Before starting a company, most future entrepreneurs wrestle with reasons they shouldn’t take the plunge. Of course losing money and having to drastically reduce personal time are on this list of fears for startup owners, but there’s another key factor that can prevent entrepreneurs from pursuing their dreams: age. Older people fear their time has passed, and they won’t have the energy to start a business. Middle-aged people feel more responsibility to provide for children and aging parents, and don’t think the risk of starting their own company is worth it. Young people worry they lack the experience and knowledge to run their own company. While all of these are valid concerns, we want to encourage those with solid business ideas to think instead about the positive aspects of their age over the negative. Not sure what those are? Read on. Teens
Mark Zuckerberg founded Facebook at 19.
Teens offer fresh perspective on business issues and are typically completely unscathed by the cynical working world.
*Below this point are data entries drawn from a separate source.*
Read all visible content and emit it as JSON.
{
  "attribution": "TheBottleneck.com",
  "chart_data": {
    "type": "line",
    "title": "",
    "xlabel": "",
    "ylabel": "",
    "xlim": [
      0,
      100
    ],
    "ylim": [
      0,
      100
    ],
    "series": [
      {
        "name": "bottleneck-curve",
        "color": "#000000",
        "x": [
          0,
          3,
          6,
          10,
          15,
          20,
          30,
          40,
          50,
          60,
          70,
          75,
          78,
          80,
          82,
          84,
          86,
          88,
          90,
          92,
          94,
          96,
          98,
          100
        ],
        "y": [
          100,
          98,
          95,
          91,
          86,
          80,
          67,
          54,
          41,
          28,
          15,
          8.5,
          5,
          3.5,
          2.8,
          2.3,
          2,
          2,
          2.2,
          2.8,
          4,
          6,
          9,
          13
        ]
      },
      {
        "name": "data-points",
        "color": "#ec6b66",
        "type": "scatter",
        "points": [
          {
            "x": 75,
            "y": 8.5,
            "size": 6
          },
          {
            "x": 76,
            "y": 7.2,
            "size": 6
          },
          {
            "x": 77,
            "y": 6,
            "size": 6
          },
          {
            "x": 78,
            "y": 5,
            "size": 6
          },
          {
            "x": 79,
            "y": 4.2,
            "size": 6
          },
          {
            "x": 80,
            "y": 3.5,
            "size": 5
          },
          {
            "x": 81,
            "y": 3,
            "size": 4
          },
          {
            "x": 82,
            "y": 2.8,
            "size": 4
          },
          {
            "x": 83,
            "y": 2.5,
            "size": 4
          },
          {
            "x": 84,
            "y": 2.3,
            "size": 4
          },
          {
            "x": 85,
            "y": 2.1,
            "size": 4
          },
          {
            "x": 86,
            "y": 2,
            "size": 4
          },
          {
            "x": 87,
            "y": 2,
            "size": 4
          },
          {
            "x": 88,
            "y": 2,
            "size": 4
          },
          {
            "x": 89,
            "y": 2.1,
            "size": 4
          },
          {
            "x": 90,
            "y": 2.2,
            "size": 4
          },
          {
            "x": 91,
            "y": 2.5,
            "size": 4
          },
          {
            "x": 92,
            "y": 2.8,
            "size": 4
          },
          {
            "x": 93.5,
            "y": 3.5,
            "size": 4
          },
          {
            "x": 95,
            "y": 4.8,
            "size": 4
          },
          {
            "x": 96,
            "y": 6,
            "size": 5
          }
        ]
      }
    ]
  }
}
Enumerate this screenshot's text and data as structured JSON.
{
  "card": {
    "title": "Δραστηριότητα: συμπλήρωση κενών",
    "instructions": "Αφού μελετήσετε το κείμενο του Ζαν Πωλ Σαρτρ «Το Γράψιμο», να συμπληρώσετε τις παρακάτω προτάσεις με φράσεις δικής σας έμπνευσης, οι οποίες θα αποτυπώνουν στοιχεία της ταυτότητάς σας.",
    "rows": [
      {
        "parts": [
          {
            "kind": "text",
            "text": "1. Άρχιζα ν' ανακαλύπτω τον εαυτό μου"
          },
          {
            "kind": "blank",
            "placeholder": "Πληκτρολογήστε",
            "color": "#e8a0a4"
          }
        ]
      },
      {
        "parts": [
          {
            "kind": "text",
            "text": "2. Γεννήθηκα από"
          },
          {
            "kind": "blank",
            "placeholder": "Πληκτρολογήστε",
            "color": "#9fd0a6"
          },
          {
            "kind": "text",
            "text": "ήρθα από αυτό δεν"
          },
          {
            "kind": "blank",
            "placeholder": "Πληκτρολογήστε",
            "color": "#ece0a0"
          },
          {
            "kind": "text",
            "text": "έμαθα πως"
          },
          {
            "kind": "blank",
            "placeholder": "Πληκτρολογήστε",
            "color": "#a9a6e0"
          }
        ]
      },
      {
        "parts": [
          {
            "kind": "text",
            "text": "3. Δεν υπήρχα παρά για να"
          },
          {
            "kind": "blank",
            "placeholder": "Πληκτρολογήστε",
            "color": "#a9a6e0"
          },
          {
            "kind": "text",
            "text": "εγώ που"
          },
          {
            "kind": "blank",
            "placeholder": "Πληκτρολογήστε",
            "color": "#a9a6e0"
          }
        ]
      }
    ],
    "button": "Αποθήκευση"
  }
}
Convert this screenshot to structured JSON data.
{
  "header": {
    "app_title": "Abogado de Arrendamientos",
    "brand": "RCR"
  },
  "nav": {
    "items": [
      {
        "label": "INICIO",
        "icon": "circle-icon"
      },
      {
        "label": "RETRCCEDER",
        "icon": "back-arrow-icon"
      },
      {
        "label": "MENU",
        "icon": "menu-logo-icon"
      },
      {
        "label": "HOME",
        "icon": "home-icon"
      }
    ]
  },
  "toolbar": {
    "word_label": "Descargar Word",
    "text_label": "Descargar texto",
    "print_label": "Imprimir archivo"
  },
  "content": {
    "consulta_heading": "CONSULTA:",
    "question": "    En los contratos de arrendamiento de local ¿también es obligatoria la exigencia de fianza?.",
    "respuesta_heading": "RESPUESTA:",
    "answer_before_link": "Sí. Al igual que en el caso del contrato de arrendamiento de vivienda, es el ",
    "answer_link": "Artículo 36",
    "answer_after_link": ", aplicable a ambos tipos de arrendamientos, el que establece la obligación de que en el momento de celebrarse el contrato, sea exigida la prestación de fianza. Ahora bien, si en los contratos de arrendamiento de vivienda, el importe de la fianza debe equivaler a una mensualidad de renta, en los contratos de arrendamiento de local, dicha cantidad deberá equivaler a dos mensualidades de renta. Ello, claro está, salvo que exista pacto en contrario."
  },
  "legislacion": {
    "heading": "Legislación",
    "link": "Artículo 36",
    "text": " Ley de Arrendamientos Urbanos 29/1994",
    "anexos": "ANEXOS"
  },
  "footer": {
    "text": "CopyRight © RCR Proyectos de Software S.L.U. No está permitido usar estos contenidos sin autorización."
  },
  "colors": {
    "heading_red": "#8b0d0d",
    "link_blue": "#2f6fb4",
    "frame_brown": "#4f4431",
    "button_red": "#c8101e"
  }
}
They also are (for the most part) free of responsibility and financial burdens, so even if their business does fail, there is much less at stake. Becoming an entrepreneur at such a young age teaches teens critical problem-solving skills long before their peers, and it sets them up for a successful, forward-thinking career. 20s
Steve Jobs founded Apple at 21.
Much like teenagers, entrepreneurs in their 20s have less financial responsibility and risk less by starting a business. They also have that same fresh perspective, but typically with some additional education and worldly knowledge. 30s
Reid Hoffman founded LinkedIn at 35.
By 30, most people have more financial responsibilities, but they also have much more work experience. Entrepreneurs in their 30s are still young enough to be perceived as energetic, but old enough to be more easily perceived as mature and trustworthy by investors, partners, clients and customers. 40s
Sam Walton founded Wal-Mart at 44.
Studies show that the 40s are somewhat of a golden age for starting a business. By 40, most workers have put some serious time into crafting their skills and getting to know their industry. They intimately know the problems of their field, and have the skills to effectively solve them. In fact, the average age of entrepreneurs in the computer, healthcare and aerospace industries is 40. 50s
Gordon Bowker founded Starbucks at 51.
By 50, many potential entrepreneurs have worked their way up to senior level positions within companies, and have more connections in their business community. This status and networking power combined with the fact that financial responsibility may be lessening as children become independent makes the 50s a prime business-starting age. Studies actually show that entrepreneurs in their 50s are less likely to let a lack of experience, financial risks and having a family get in the way of starting a business. 60s+
Charles Flint founded IBM at 61.
Today, more people are starting businesses in their 60s than those in the 20s and 30s category. Nothing rivals the professional experience and personal wisdom that can only come with age. Entrepreneurs age 60 and up have already done the work to establish themselves as experts in their respective fields, making them more easily trusted by business peers and readily accepted into the business community.